While this data is regularly updated and available in various file formats, it still needs to be attractive, easy to access and tailored to user needs. It is this aspect that the developers present at the event wanted to explore.

One of the projects takes the week's votes and, thanks to an LLM, generates a one-minute podcast. The idea is to target a young audience and raise awareness about the Chamber's work.

Still aiming to meet users' specific needs, a prototype, "my chamber," aims to offer personalised information based on each user's profile — for example, a list of petitions that might be relevant to him or her.

Who takes the time to regularly check the petitions submitted on petitiounen.lu? Here is "Petinder", an app billed as the Tinder of petitions, where users select petitions they consider worthy of interest. They then receive a list of petitions they are encouraged to sign.

Another approach focused on the MPs themselves, comparing their attendance at plenary sessions, their votes, and the number of bills they introduced. Some indicators were consolidated at the political party level.

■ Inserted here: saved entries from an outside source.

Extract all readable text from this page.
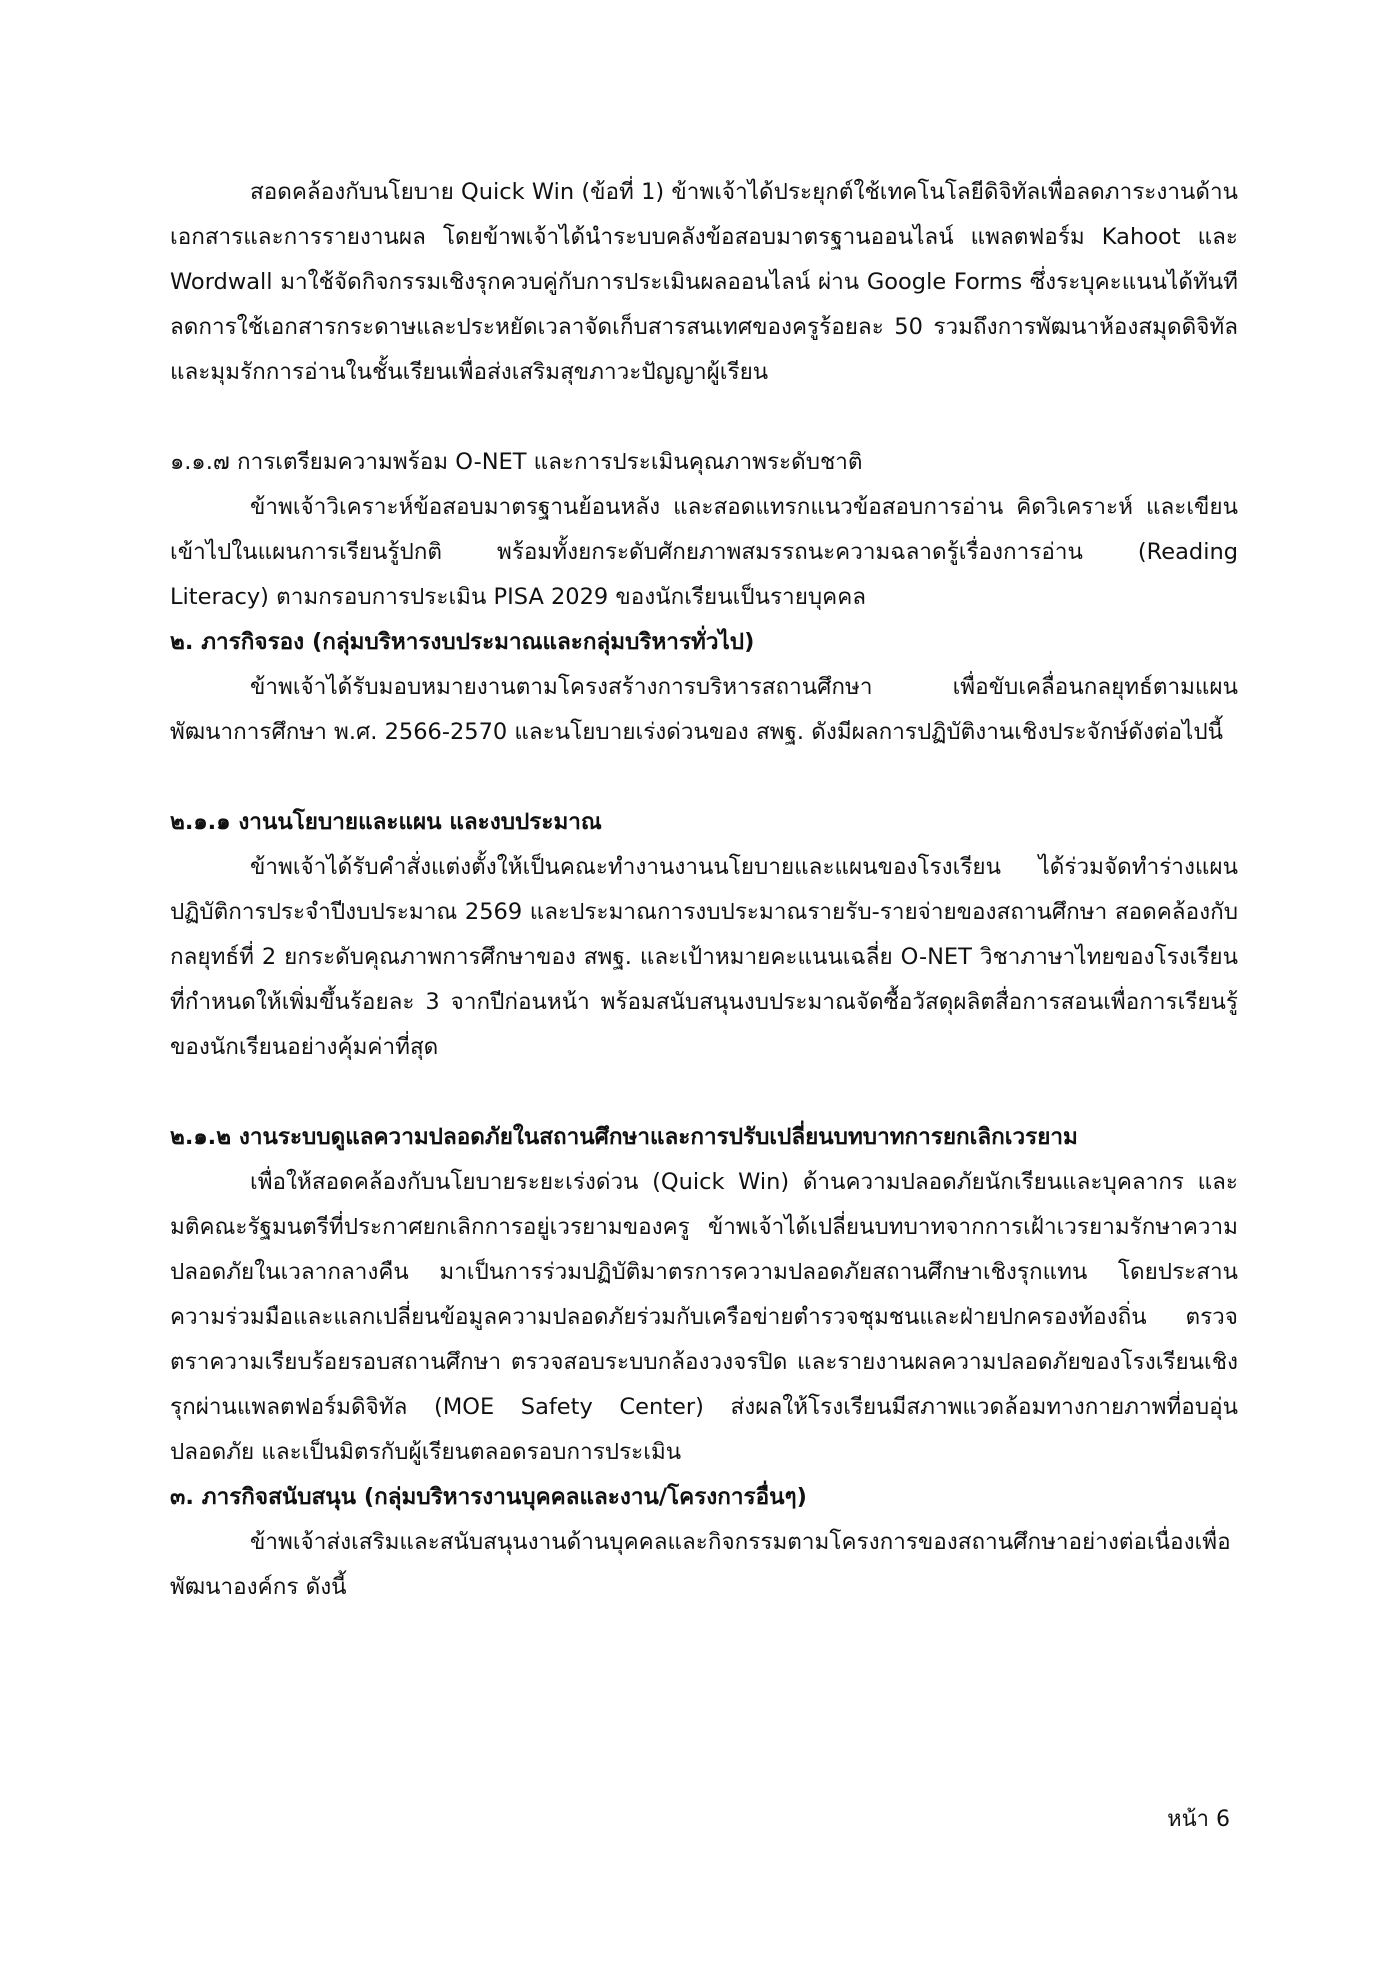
สอดคล้องกับนโยบาย Quick Win (ข้อที่ 1) ข้าพเจ้าได้ประยุกต์ใช้เทคโนโลยีดิจิทัลเพื่อลดภาระงานด้านเอกสารและการรายงานผล โดยข้าพเจ้าได้นำระบบคลังข้อสอบมาตรฐานออนไลน์ แพลตฟอร์ม Kahoot และ Wordwall มาใช้จัดกิจกรรมเชิงรุกควบคู่กับการประเมินผลออนไลน์ ผ่าน Google Forms ซึ่งระบุคะแนนได้ทันที ลดการใช้เอกสารกระดาษและประหยัดเวลาจัดเก็บสารสนเทศของครูร้อยละ 50 รวมถึงการพัฒนาห้องสมุดดิจิทัลและมุมรักการอ่านในชั้นเรียนเพื่อส่งเสริมสุขภาวะปัญญาผู้เรียน

๑.๑.๗ การเตรียมความพร้อม O-NET และการประเมินคุณภาพระดับชาติ

ข้าพเจ้าวิเคราะห์ข้อสอบมาตรฐานย้อนหลัง และสอดแทรกแนวข้อสอบการอ่าน คิดวิเคราะห์ และเขียน เข้าไปในแผนการเรียนรู้ปกติ พร้อมทั้งยกระดับศักยภาพสมรรถนะความฉลาดรู้เรื่องการอ่าน (Reading Literacy) ตามกรอบการประเมิน PISA 2029 ของนักเรียนเป็นรายบุคคล

๒. ภารกิจรอง (กลุ่มบริหารงบประมาณและกลุ่มบริหารทั่วไป)

ข้าพเจ้าได้รับมอบหมายงานตามโครงสร้างการบริหารสถานศึกษา เพื่อขับเคลื่อนกลยุทธ์ตามแผนพัฒนาการศึกษา พ.ศ. 2566-2570 และนโยบายเร่งด่วนของ สพฐ. ดังมีผลการปฏิบัติงานเชิงประจักษ์ดังต่อไปนี้

๒.๑.๑ งานนโยบายและแผน และงบประมาณ

ข้าพเจ้าได้รับคำสั่งแต่งตั้งให้เป็นคณะทำงานงานนโยบายและแผนของโรงเรียน ได้ร่วมจัดทำร่างแผนปฏิบัติการประจำปีงบประมาณ 2569 และประมาณการงบประมาณรายรับ-รายจ่ายของสถานศึกษา สอดคล้องกับกลยุทธ์ที่ 2 ยกระดับคุณภาพการศึกษาของ สพฐ. และเป้าหมายคะแนนเฉลี่ย O-NET วิชาภาษาไทยของโรงเรียนที่กำหนดให้เพิ่มขึ้นร้อยละ 3 จากปีก่อนหน้า พร้อมสนับสนุนงบประมาณจัดซื้อวัสดุผลิตสื่อการสอนเพื่อการเรียนรู้ของนักเรียนอย่างคุ้มค่าที่สุด

๒.๑.๒ งานระบบดูแลความปลอดภัยในสถานศึกษาและการปรับเปลี่ยนบทบาทการยกเลิกเวรยาม

เพื่อให้สอดคล้องกับนโยบายระยะเร่งด่วน (Quick Win) ด้านความปลอดภัยนักเรียนและบุคลากร และมติคณะรัฐมนตรีที่ประกาศยกเลิกการอยู่เวรยามของครู ข้าพเจ้าได้เปลี่ยนบทบาทจากการเฝ้าเวรยามรักษาความปลอดภัยในเวลากลางคืน มาเป็นการร่วมปฏิบัติมาตรการความปลอดภัยสถานศึกษาเชิงรุกแทน โดยประสานความร่วมมือและแลกเปลี่ยนข้อมูลความปลอดภัยร่วมกับเครือข่ายตำรวจชุมชนและฝ่ายปกครองท้องถิ่น ตรวจตราความเรียบร้อยรอบสถานศึกษา ตรวจสอบระบบกล้องวงจรปิด และรายงานผลความปลอดภัยของโรงเรียนเชิงรุกผ่านแพลตฟอร์มดิจิทัล (MOE Safety Center) ส่งผลให้โรงเรียนมีสภาพแวดล้อมทางกายภาพที่อบอุ่น ปลอดภัย และเป็นมิตรกับผู้เรียนตลอดรอบการประเมิน

๓. ภารกิจสนับสนุน (กลุ่มบริหารงานบุคคลและงาน/โครงการอื่นๆ)

ข้าพเจ้าส่งเสริมและสนับสนุนงานด้านบุคคลและกิจกรรมตามโครงการของสถานศึกษาอย่างต่อเนื่องเพื่อพัฒนาองค์กร ดังนี้

หน้า 6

This original mapping of votes links each MP's decision to his or her seat in the Chambre, which offers a new perspective on parliamentary activity, grouped by party and by session.

Artificial intelligence was also featured in the form of two chatbots where users can freely ask questions related to petitions, debates, and laws. The first AI, based on multilingual semantic search, provides a summary accompanied by diagrams. The second imports the data into an SQL database beforehand, and an LLM performs the queries, which limits the AI's erroneous statements.

Overall, the quality of the work was excellent. These contributions provide a wealth of ideas and scenarios to inspire the Chamber as it continues its Open Data adventure.